Saturday, 3 April 2010


Although not as publicly renowned as his National Film and Television School contemporary Nick Park, Mark Baker has nonetheless garnered Oscar nominations for his animated short films The Hill Farm (1988), The Village (1993) and Jolly Roger (1998), and is widely regarded as one of the leading British animators to emerge since the 1970s. His work typically features a deceptively simple, almost childlike hand-drawn visual style, but this conceals a far more sophisticated, adult-oriented view of the world.

Born in London in 1959, Baker made 8mm animated films in his teens (including The King's Jester, 1978), and studied animation at the West Surrey College of Art and Design, where he made The Three Knights (1982). He then spent a year animating television commercials for Richard Purdum Productions, after which he enrolled at the NFTS to study film animation. There, he spent much of the time making The Hill Farm almost single-handed. Dialogue-free, it depicts three very different groups making use of the same part of the countryside for farming, hunting and camping, and shows a vivid awareness of the essentially cyclical nature of country life. Completed in 1988, in addition to its Oscar nomination it won a BAFTA, the Grand Prix at the Annecy Animation Festival and many other awards - and was also highly praised by the great Russian animator Yuri Norstein.
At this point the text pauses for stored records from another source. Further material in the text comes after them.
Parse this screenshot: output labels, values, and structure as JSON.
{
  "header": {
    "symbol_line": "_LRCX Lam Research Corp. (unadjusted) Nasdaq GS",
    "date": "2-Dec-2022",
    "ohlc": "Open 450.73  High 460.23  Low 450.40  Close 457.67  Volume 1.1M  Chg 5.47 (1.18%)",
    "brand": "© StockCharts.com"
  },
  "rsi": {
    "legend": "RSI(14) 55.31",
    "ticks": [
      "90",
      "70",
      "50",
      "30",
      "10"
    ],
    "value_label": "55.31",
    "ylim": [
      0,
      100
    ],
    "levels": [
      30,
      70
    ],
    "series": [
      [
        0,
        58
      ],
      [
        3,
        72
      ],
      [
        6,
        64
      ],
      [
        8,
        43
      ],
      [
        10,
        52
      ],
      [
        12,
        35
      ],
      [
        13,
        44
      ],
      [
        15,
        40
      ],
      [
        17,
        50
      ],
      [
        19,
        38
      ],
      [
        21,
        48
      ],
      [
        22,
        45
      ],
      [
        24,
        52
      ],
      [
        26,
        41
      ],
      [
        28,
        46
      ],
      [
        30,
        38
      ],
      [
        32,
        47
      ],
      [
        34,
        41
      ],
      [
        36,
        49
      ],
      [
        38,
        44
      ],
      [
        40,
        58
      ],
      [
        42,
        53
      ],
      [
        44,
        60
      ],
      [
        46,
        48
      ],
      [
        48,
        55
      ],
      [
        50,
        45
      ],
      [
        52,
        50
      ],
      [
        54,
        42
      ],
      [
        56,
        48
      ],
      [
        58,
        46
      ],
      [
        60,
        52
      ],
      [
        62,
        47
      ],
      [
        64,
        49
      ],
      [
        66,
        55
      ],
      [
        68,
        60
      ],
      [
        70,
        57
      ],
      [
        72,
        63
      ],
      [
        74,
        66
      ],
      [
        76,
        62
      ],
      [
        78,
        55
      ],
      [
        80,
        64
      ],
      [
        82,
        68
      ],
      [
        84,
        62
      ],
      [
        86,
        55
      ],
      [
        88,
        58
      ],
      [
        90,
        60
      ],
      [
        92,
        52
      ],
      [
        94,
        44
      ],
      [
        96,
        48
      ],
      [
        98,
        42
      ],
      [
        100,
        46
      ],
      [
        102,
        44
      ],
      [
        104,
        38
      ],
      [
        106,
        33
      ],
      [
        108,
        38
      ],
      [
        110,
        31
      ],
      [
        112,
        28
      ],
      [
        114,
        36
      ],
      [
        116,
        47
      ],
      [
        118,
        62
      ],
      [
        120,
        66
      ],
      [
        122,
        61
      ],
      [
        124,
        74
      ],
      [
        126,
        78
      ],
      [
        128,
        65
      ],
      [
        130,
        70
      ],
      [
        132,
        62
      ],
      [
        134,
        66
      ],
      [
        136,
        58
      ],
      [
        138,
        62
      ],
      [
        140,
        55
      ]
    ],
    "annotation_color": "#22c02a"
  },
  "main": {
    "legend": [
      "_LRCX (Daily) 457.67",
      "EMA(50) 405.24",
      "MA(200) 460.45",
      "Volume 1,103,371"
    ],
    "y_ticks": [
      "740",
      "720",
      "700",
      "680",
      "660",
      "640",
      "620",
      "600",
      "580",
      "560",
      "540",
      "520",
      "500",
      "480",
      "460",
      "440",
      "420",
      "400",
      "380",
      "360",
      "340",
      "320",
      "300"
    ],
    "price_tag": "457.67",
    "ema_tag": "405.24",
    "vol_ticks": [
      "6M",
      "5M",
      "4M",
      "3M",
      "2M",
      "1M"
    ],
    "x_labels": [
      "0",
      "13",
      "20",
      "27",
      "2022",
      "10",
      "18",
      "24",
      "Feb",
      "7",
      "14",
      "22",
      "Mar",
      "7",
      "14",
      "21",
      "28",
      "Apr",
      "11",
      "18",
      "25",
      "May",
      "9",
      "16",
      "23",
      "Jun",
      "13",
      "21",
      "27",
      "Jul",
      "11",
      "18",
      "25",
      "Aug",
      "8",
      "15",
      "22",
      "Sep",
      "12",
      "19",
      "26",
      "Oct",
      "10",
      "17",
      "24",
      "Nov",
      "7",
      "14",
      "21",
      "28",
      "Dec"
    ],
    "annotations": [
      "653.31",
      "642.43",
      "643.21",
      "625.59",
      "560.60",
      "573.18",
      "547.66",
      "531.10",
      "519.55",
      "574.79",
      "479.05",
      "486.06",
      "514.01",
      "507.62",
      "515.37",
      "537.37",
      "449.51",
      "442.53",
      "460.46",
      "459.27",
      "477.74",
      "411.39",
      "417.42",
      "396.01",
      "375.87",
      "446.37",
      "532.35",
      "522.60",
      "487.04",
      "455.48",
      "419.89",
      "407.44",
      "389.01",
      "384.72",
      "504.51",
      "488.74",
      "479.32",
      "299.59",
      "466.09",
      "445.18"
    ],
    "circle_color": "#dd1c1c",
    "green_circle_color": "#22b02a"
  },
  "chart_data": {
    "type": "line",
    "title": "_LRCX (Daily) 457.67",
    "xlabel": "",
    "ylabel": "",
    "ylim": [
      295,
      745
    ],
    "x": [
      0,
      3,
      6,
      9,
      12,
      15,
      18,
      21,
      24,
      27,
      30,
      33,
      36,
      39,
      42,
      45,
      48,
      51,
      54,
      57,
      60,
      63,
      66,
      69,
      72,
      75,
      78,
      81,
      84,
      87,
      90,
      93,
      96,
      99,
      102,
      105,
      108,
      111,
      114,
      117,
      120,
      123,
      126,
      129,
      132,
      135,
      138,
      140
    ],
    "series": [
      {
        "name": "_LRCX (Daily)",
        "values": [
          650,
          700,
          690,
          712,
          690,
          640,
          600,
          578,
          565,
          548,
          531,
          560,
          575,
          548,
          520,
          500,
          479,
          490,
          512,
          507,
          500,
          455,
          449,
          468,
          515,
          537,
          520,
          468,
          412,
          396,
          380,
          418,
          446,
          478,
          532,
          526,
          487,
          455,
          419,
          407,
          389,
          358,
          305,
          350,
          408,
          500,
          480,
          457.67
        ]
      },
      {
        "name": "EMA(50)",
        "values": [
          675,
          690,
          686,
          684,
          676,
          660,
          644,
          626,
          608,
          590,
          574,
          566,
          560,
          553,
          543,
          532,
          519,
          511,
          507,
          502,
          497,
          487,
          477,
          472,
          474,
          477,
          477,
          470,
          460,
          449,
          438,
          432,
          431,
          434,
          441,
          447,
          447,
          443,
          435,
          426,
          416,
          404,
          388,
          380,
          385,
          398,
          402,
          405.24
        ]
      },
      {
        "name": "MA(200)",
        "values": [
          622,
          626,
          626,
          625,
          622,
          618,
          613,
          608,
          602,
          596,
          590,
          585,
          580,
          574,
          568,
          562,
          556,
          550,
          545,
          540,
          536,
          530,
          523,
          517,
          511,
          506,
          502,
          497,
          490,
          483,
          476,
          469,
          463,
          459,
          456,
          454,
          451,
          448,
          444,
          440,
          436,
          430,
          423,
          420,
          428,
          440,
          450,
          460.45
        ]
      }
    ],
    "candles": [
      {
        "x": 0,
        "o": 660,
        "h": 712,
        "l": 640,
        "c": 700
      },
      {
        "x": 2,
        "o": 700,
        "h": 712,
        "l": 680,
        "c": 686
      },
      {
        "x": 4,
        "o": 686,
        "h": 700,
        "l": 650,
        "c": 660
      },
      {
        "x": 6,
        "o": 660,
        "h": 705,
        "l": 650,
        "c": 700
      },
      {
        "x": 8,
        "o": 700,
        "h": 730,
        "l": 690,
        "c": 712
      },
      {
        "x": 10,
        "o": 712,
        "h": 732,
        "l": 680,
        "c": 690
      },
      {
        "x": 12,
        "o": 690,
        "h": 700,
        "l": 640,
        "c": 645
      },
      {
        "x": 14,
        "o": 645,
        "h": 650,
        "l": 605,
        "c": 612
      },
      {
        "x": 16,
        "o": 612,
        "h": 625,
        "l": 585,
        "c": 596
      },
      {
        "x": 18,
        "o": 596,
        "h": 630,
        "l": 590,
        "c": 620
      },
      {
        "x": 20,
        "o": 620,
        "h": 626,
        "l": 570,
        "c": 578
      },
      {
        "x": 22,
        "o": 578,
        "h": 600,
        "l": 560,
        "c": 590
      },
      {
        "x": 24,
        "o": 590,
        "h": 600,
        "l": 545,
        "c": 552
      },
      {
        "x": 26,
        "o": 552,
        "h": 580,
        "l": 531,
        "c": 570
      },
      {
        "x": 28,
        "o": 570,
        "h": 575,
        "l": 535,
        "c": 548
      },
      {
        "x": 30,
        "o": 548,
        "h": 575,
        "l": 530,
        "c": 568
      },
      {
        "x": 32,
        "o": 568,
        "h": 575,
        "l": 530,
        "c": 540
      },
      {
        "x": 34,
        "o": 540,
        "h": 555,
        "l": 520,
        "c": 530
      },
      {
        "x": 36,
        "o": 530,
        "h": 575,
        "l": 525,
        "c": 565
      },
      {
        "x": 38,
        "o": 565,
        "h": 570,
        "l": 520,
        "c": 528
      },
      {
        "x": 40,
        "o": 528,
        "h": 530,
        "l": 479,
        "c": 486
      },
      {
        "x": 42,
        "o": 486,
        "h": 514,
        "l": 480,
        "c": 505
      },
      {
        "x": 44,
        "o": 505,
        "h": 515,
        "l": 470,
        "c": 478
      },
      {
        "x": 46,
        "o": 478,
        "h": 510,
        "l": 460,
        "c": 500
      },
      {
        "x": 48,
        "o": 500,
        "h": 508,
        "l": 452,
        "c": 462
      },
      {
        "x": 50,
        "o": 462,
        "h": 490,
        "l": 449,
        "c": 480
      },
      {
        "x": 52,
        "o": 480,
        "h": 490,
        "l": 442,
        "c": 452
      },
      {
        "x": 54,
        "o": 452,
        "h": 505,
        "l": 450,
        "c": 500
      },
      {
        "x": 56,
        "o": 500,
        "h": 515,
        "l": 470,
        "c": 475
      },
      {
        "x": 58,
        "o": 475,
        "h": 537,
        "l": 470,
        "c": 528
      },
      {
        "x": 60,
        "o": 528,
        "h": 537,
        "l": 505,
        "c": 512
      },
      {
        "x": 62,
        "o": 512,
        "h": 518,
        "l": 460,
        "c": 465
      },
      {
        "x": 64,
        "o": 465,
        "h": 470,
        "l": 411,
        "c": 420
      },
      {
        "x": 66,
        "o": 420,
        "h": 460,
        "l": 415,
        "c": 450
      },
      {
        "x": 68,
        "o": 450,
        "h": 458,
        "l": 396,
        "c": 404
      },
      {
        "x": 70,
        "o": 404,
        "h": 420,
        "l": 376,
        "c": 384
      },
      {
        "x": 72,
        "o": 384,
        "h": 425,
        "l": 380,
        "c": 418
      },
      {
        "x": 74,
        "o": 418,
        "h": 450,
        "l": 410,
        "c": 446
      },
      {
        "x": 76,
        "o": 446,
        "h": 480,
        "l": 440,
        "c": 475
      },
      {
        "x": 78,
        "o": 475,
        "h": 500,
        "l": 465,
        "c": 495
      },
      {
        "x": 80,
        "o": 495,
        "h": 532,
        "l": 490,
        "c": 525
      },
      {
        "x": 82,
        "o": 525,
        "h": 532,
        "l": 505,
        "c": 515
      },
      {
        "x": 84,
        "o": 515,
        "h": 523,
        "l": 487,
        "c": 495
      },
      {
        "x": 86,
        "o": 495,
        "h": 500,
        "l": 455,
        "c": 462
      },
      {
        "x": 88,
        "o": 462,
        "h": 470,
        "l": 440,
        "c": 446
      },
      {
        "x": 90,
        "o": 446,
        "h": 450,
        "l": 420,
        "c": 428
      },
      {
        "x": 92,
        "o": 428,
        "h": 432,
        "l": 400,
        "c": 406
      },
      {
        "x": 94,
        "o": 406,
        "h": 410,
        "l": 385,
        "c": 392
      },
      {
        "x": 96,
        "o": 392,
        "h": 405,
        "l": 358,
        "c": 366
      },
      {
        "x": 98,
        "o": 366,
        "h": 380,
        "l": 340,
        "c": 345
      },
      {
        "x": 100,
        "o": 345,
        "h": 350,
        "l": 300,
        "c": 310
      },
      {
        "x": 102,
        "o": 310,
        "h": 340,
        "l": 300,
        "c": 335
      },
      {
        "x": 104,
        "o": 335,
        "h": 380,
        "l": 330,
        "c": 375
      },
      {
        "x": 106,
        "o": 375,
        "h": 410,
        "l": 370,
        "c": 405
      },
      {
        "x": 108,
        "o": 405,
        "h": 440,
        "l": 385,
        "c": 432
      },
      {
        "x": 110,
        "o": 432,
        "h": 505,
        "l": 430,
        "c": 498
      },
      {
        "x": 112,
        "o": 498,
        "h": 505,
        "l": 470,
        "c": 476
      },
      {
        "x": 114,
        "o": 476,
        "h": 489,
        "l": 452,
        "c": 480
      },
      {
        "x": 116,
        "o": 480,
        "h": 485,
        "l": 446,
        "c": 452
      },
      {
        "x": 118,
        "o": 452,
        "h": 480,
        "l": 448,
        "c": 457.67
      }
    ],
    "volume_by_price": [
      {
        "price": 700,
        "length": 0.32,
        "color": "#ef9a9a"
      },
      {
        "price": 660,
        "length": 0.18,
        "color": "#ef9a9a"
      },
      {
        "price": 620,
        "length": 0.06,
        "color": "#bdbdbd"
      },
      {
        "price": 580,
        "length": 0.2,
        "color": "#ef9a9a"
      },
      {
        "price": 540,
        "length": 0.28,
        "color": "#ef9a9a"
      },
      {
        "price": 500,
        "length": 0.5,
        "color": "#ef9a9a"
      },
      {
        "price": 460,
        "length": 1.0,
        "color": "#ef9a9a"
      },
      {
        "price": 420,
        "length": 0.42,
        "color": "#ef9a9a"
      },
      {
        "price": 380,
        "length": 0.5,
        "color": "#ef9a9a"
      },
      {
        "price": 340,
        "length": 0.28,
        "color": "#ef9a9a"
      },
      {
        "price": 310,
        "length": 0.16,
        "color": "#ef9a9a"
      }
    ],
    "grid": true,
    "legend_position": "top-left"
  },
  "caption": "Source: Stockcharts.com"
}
After graduating in 1989, Baker worked as a freelance animator and director for various companies including TVC, Speedy Films, David Anderson Films and Pizazz Pictures. During this period he also worked on The Village, which Channel Four commissioned following widespread acclaim for The Hill Farm. Completed in 1993, it depicts life in a remote village whose inhabitants spend half the time trying to uncover each other's dark secrets, and the rest ensuring that their own stay buried.

Jolly Roger (1998), a lively romp about a cowardly pirate, was the first of Baker's films to make use of computer animation - though the artwork was originally hand-drawn on paper prior to scanning and digital manipulation. The 13-part BBC children's series The Big Knights (2000), co-directed with Astley, returned to the territory of The Three Knights in its sending-up of traditional chivalric myths. Its vocal cast included Brian Blessed as Sir Morris, whose boisterous enthusiasm compensated for his lack of skill.

More recently, Baker and Astley have catered for even younger audiences in the BAFTA-winning Peppa Pig (2004-) and Ben and Holly's Little Kingdom (2007-). The first, about a cheeky piglet and her family, has been widely acclaimed as a model example of pre-school children's animation, matching genuinely witty scripts to brightly-coloured, childlike designs that nonetheless unmistakably echo Baker's earlier work.

Michael Brooke


  1. Just stumbled upon your blog. I've always been a fan of The Hill Farm and its use of sound and music.

    I also remember seeing an animated short (that i thought looked like Mark's work but i guess not). Don't remember the name of it but it basically started and ended with a scene of Grasshoppers or Crickets in some grass. In between was a history of war. Years and years of different groups fighting each other but everything always disintegrated back to dirt, grass and the bugs. Any chance you've seen this in your course and remember the name?


  2. Oh... I don't think I've ever seen that one :(, I am sorry. I'll take another History of Animation class in Fall, so I'll pay attention to it. I'll also upload more stuff here, since I haven't done so for a while... Thank you for following my blog!